– И как вы собираетесь выводить его на чистую воду?
Затушив папиросу о подошву ботинка, Морохин метко швырнул окурок в окно.
– Для начала надеюсь на результат экспертизы. Подозреваю, что Бутылкин опоил пациентов каким-то сильным наркотическим снадобьем, какого в больничных запасах нет. На это указывает утреннее состояние больных. Если так – вот вам прямая улика… Впрочем, есть и другие способы добиться искренности. – Взглянув на меня, уточнил: – Логика и психология, Кирилл Сергеевич, ничего более. Физических методов воздействия не практикую.
«Слава богу», – подумал я. Морохин был мне по душе и не хотелось бы думать, что на допросах он распускает руки. Вслух спросил:
– Он, кстати, на пороге сгоряча сатрапом вас обозвал. Ничего не напоминает?
– Как же, напоминает, – ответил Морохин, не задумываясь. – По отношению к представителям власти – любимое словечко наших карбонариев-революционеров независимо от партийной принадлежности.
– Оно самое. Как полагаете, случайно вырвалось?
– Вырвалось, может, и случайно. А вот что в лексиконе нашего эскулапа есть такой термин, само по себе любопытно. Уж очень слово специфическое. Мирные обыватели таким не пользуются.
Морохин был совершенно прав. В голове заклубились какие-то невнятные мысли, образы, ассоциации… Я ещё не мог их сформулировать, но возникло смутное ощущение (всего лишь ощущение!), что, взяв врача, мы неожиданно коснулись некой силы. Той самой, которая опасалась Себрякова и погубила его.
– Сам ли по себе действовал Бутылкин или кто-то ему приказал? – подумал я вслух.
Усмехнувшись, Морохин остро взглянул на меня.
– Поздравляю, Кирилл Сергеевич. Мы, кажется, сработались и мыслим в одном направлении, – произнёс он. – Представьте себе, я тоже об этом подумал. Будем выяснять на допросах.
Ну и славно… Резко меняя тему разговора, я сообщил:
– Пока суд да дело, я ещё вам не сообщил, что по линии моей службы пришли сведения из Англии.
– Из Англии? – удивлённо переспросил Морохин.
Совсем ему голову Бутылкин заморочил…
– Ну да. Мы ведь говорили, что за три недели до убийства Себряков туда ездил с неизвестной целью.
– Точно! Что-то я забегался… Так удалось выяснить, что он там делал?
– Удалось, Дмитрий Петрович. Себряков встречался с живущей в Лондоне госпожой Эттвуд.

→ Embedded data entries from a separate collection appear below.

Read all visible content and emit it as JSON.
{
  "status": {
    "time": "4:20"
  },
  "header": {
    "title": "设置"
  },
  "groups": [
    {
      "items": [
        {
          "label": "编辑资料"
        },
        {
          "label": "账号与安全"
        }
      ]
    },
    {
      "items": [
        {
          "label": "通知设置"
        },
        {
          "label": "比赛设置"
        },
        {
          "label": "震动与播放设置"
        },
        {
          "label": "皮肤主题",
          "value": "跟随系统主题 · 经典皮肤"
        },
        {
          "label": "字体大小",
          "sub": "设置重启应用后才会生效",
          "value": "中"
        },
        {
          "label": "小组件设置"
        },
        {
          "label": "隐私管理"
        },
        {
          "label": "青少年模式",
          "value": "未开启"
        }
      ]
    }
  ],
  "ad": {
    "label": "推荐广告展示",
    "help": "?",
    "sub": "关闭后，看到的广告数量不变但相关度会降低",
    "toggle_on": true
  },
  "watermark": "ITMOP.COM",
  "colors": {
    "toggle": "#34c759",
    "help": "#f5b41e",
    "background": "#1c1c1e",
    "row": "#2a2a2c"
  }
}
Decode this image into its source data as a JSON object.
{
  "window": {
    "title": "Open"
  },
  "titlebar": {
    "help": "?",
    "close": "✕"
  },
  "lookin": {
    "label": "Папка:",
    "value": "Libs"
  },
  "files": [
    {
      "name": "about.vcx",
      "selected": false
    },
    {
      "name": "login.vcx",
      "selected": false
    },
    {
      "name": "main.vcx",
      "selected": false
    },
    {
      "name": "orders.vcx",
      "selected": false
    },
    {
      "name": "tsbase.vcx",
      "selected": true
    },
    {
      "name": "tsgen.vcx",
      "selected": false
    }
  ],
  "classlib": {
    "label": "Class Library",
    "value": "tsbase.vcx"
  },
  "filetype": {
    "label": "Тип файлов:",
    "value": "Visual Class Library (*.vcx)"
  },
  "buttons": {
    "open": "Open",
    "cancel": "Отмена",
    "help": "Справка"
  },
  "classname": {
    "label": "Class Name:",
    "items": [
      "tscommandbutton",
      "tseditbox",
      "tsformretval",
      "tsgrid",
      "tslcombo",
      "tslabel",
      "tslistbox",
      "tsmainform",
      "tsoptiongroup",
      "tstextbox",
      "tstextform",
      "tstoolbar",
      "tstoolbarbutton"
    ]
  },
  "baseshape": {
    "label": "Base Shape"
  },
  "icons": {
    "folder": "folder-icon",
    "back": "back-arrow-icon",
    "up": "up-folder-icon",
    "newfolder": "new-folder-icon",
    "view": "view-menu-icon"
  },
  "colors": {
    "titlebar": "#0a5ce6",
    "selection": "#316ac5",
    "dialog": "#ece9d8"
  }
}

И опять, чёрт бы меня побрал… О том, что Себряков ездил в Англию для встречи с этой дамой, я знал давно. Однако вышестоящие инструкции, полученные перед командированием в полицию, вязали меня по рукам и ногам. О полной откровенности с Морохиным не было и речи. Информацию приходилось дозировать. И потому уже имеющиеся сведения я выдал за только что полученную новость.
– Госпожа Эттвуд, – задумчиво повторил Морохин, словно пробуя фамилию на вкус. – А она кто?
– Вообще-то она вдова известного лондонского адвоката. Но дело не в этом.
– А в чём?
– Госпожа Эттвуд – праправнучка графа Петра Алексеевича фон дер Палена.
Вот тут Морохин откровенно удивился.
– Позвольте! Не тот ли это Пален…
– Он самый, Дмитрий Петрович. В начале прошлого века – столичный градоначальник и организатор заговора против императора Павла Первого.
Глава четвёртая
Кирилл Ульянов
Дверь открыла ядрёная девица с толстой косой и румянцем во всю щёку.
– Чего надо? – спросила густым голосом, почти басом.
– К Дарье Степановне. Договаривались о встрече, – лаконично ответил я.
Отойдя на шаг, девица заголосила:
– Дарья Степановна! Тут вот к вам мужчины! Двое! Договаривались, мол!
Из глубин квартиры, страдальчески морщась, выплыла вдова профессора Себрякова.
– Ну, что ты орёшь на весь дом? (Это прислуге.) Добрый день, господа, проходите, пожалуйста. (Это уже нам.)